Vatikanstadt. Die genauen Bedingungen für den Neubau der Kaserne der Päpstlichen Schweizergarde sind nun geklärt: Am Mittwoch, 4. Mai, wurde eine entsprechende Zusammenarbeitsvereinbarung zwischen dem Päpstlichen Staatssekretariat und der »Stiftung für die Renovierung der Kaserne der Päpstlichen Schweizergarde im Vatikan« unterzeichnet. Die Unterzeichnung bildete gleichsam den Auftakt der Feierlichkeiten zur Vereidigung neuer Rekruten der Garde am 6. Mai.

Ursprünglich sollte mit dem Neubau 2023 begonnen werden. Die Fertigstellung war für 2027 angedacht. Ein ideales Einweihungsdatum wäre der 6. Mai 2027 gewesen, der 500. Jahrestag der Plünderung Roms. Damals verteidigten 189 Schweizergardisten Papst Clemens VII. (1523-1534) gegen ein übermächtiges Heer aus Landsknechten und Söldnern. 147 Gardisten fielen im Kampf, 42 gelang die Flucht. Da jedoch 2025 ein Heiliges Jahr ist und viele Pilger in Rom erwartet werden, dürfen die Bauarbeiten frühestens 2026 beginnen.
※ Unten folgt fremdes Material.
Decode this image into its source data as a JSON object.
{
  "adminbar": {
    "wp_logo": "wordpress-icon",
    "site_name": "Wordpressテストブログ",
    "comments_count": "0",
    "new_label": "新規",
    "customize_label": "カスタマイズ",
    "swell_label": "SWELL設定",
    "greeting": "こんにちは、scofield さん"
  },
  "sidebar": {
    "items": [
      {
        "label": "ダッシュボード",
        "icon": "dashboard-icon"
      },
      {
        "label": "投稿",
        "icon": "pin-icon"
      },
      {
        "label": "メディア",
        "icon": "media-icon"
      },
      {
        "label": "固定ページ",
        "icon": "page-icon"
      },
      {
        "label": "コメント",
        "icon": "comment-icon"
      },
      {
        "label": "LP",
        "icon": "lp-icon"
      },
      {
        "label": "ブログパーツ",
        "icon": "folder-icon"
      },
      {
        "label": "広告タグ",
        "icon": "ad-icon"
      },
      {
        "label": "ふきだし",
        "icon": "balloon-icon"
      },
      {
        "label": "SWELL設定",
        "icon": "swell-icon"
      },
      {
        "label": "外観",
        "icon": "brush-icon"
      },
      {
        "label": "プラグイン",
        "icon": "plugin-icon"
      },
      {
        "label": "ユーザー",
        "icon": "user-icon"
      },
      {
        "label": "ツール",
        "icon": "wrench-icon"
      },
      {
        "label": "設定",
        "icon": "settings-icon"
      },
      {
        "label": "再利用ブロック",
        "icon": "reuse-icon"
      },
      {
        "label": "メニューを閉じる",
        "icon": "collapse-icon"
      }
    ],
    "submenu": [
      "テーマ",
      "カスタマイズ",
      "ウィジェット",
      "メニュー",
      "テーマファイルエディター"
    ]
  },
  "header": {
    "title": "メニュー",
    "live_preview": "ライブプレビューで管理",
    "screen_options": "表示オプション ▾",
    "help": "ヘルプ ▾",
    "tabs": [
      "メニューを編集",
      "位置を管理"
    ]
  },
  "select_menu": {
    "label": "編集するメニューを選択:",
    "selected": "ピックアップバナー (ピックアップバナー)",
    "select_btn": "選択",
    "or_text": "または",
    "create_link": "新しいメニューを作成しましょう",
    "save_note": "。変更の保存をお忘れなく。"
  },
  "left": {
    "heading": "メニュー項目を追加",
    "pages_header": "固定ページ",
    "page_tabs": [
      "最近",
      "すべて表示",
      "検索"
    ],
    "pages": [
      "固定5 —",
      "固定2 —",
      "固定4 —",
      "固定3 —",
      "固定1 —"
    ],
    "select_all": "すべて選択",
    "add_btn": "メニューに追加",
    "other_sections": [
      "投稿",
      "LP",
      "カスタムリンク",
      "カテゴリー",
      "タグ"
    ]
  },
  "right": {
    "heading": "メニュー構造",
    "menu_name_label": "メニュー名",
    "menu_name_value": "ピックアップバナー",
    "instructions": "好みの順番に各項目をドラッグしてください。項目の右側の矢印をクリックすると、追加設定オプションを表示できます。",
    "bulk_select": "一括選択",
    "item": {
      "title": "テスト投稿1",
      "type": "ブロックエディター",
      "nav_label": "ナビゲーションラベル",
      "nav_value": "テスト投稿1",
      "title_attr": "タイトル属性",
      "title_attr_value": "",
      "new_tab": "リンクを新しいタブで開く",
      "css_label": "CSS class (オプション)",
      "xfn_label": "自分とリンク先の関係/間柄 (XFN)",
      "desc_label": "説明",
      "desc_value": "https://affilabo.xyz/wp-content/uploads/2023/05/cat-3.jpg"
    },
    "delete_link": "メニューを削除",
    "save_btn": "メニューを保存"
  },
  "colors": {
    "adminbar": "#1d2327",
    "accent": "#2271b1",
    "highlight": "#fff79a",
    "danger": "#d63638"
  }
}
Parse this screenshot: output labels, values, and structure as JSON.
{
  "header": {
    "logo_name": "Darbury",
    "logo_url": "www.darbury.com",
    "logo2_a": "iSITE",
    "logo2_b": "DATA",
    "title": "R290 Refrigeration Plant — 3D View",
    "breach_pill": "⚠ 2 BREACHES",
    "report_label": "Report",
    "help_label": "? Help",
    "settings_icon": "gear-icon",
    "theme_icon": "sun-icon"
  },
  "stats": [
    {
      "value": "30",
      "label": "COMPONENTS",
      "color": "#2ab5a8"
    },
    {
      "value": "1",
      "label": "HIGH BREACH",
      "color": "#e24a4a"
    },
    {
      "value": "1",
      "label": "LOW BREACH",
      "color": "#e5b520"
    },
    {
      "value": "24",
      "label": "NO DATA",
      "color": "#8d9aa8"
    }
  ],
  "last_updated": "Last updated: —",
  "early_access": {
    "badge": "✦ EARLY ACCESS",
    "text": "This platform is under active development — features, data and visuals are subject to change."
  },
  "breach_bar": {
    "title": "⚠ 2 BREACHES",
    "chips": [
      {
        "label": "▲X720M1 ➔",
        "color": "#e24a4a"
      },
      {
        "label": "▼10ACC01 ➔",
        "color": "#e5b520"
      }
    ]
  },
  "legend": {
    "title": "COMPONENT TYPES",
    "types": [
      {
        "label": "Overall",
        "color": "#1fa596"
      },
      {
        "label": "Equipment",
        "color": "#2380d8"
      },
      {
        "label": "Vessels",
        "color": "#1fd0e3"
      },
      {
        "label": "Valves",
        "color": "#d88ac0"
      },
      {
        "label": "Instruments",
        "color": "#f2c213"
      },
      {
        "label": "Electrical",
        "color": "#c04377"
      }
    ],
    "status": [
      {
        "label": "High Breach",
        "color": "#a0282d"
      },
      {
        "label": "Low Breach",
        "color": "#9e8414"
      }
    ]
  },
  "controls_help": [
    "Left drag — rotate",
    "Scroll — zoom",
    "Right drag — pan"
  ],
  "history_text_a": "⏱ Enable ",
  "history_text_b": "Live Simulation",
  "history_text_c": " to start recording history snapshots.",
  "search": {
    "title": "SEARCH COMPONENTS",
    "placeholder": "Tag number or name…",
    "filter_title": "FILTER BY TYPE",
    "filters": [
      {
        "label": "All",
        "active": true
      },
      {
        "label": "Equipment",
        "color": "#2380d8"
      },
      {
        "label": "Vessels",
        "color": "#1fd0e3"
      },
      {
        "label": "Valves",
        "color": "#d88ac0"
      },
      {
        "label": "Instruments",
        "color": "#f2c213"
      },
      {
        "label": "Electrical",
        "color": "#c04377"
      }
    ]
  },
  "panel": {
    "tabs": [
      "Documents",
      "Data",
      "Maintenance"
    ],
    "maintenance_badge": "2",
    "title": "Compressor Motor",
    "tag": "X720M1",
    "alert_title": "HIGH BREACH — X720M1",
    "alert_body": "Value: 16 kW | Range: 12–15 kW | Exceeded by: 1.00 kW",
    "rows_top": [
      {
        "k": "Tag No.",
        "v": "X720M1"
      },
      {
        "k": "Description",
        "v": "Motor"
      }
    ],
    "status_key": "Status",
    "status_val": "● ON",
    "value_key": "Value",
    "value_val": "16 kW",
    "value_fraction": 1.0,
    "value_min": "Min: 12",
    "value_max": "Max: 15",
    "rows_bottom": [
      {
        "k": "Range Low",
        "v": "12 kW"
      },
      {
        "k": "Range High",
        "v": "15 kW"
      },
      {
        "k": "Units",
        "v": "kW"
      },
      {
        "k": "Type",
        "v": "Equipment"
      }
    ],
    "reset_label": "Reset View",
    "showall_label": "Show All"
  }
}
Der veranschlagte Kostenrahmen liegt bei 50 Millionen Franken (etwa 48,7 Millionen Euro). Die Kosten für ein Zwischenquartier, etwa fünf Millionen Franken, sowie Verwaltungs-und andere Kosten der Bauorganisation übernimmt laut Stiftung der Vatikanstaat. Der Rest wird über Spenden von Privatpersonen und Stiftungen finanziert sowie über öffentliche Gelder. Des Weiteren wird sich der Vatikan um die Prüfungen des Projekts intern sowie vor der Weltkul-turorganisation UNESCO kümmern.

Das Projekt der Renovierung der Gardekaserne umfasst drei Kasernengebäude aus dem
19. Jahrhundert. Die Gebäude sind schlecht isoliert, haben Feuchtigkeitsprobleme. Darüber hinaus wurde die Garde in den vergangenen Jahren personell deutlich aufgestockt. Somit gibt es auch ein Platzproblem.

Ein Schweizer Architekturbüro plant den Bau der neuen, größeren Kaserne möglichst nachhaltig. So ist etwa vorgesehen, Material des abzureißenden Altbaus wiederzuverwenden, etwa zermahlen als Bestandteil für Zement. Der Neubau soll bis zu 60 Prozent mehr Fläche bieten, aber 55 Prozent weniger Energie verbrauchen.